A Colômbia anunciou que no país existem 3.177 grávidas com zika, mas nenhuma como histórico de microcefalia. Em São Paulo, dois casos de possível relação foram descartados também. Isso não é um forte indício de que o vírus não estaria ligado diretamente a casos de microcefalia em massa?
São dados importantes, sem dúvida, mas que precisam de mais pesquisas. Porque, em contrapartida, há, ao mesmo tempo, novos estudos que demonstram a caracterização completa do vírus em cérebros de fetos analisados com microcefalia. Então, no momento, a comunidade científica está diante de um enigma. Todas essas questões e evidências terão que ser juntadas para que se possa formar um mosaico definitivo mais adiante.
Os cientistas ainda estão tentando achar o fio da meada nas pesquisas. A imprensa não tem se precipitado em divulgar informações desencontradas, causando pânico?

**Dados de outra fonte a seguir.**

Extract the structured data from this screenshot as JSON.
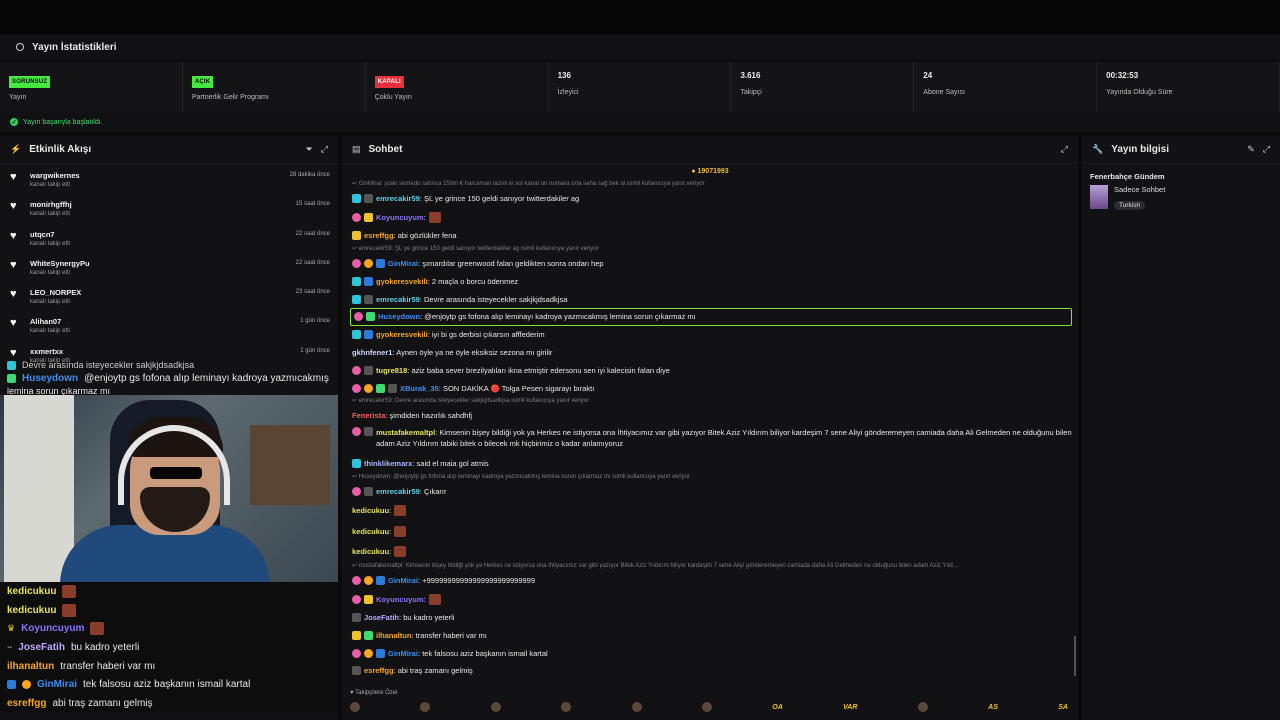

À medida em que vamos tendo produção científica com solidez, ela tem que ser divulgada para a população, conforme recomendação científica mundial. Isso é importante, sobretudo, para desencadear ações de prevenção mais eficazes e conjuntas, fortalecendo o combate ao Aedes, o que já deveria ter sido feito há um bom tempo. Mas as notícias têm que ser com base em dados científicos concretos, para não alarmar. Todas as descobertas têm que ser compartilhadas imediatamente, primeiro com a comunidade médica, e em seguida com a população. Na época da ditadura, mantiveram a imprensa mal informada por um longo tempo sobre uma epidemia significativa de meningite, contribuindo para o não desencadeamento de ações preventivas, piorando ainda mais a situação.

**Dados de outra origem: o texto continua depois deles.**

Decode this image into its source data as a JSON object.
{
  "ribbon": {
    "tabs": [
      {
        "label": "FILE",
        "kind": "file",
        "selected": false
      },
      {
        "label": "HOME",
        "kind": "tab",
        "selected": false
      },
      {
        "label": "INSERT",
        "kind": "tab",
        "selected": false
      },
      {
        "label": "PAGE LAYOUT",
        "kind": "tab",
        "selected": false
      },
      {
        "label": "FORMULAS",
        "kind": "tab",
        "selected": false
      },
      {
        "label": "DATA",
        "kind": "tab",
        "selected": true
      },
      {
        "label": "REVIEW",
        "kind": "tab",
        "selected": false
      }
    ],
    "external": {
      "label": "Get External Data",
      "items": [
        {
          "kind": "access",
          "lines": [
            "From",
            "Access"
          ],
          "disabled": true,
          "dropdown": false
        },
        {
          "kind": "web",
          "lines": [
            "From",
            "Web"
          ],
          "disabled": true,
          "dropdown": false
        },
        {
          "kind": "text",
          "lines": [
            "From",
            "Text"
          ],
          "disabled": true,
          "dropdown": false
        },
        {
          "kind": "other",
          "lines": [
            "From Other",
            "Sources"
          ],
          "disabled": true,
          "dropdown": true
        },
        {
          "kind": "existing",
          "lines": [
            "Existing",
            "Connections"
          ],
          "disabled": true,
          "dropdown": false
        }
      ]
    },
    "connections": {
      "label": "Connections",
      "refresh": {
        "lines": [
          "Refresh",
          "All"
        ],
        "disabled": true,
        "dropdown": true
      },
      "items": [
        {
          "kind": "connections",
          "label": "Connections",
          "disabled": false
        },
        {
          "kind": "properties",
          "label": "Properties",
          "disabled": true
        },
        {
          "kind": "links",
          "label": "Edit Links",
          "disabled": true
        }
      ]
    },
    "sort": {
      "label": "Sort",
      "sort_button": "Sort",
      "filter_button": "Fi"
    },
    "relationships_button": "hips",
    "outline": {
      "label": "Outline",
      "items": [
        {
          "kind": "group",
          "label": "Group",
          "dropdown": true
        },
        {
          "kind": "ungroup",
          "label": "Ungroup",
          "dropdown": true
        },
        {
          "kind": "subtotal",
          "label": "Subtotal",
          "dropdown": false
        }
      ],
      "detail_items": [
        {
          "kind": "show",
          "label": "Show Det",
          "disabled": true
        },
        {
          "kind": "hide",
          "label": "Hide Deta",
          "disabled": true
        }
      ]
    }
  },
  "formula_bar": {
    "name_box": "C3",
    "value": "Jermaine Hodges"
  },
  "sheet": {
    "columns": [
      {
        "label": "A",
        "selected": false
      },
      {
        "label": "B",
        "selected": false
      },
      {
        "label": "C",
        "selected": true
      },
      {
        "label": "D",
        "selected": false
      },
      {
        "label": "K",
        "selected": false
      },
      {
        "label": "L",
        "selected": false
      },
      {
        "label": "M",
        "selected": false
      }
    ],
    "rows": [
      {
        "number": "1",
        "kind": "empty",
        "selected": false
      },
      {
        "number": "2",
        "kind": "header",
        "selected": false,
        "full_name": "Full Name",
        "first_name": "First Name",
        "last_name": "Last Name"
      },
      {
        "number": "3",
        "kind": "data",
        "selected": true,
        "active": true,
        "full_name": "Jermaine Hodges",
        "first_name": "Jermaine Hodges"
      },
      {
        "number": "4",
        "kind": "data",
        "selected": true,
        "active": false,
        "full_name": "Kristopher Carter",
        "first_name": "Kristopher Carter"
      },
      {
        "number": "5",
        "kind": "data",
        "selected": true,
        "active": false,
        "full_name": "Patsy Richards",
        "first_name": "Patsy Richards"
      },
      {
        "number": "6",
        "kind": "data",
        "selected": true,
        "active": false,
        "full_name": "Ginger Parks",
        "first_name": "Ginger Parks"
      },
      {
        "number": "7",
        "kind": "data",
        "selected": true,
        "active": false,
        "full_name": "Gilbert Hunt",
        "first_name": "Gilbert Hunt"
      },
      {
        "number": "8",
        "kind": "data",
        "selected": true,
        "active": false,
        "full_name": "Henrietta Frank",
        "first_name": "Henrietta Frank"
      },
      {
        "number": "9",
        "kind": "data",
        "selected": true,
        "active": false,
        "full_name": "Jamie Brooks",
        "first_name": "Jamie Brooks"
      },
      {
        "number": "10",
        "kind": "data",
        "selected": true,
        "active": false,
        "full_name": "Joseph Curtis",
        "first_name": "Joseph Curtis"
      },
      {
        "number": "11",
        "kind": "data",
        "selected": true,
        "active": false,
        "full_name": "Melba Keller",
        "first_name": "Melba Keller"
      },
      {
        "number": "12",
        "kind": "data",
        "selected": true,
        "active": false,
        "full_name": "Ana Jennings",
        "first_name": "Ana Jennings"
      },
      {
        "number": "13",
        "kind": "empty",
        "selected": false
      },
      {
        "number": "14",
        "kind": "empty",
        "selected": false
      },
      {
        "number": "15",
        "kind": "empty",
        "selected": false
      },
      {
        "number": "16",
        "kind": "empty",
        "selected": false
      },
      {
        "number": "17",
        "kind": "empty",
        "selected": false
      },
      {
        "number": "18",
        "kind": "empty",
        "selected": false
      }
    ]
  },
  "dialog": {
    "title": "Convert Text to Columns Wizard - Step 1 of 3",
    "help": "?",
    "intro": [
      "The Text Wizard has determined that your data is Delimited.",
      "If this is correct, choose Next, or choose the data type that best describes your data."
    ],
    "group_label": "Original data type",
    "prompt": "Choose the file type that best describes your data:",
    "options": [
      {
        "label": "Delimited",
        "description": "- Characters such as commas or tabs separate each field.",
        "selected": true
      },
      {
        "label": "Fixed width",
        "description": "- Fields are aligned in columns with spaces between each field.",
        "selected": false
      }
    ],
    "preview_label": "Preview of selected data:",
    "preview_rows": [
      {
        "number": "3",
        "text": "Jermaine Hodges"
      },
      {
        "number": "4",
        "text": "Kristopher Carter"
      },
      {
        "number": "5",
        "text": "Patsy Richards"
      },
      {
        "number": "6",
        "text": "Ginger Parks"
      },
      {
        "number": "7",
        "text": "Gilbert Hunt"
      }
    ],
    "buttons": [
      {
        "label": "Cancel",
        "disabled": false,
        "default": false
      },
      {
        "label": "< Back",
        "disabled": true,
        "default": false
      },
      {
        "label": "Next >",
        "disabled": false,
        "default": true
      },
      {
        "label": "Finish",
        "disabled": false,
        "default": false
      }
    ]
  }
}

A partir do dia 8 de dezembro, todos os casos notificados de microcefalia passaram a levar em conta o novo protocolo do Ministério da Saúde, que aponta que a suspeita de microcefalia será dada a bebês que nasçam com a circunferência craniana igual ou menor do que 32 centímetros. Antes, já havia a suspeita de microcefalia quando crianças nasciam com o crânio igual ou inferior a 33 centímetros. A notificação de casos suspeitos, que passou a ser obrigatória, contribui para o aumento das estatísticas? Isso talvez não apavore a população?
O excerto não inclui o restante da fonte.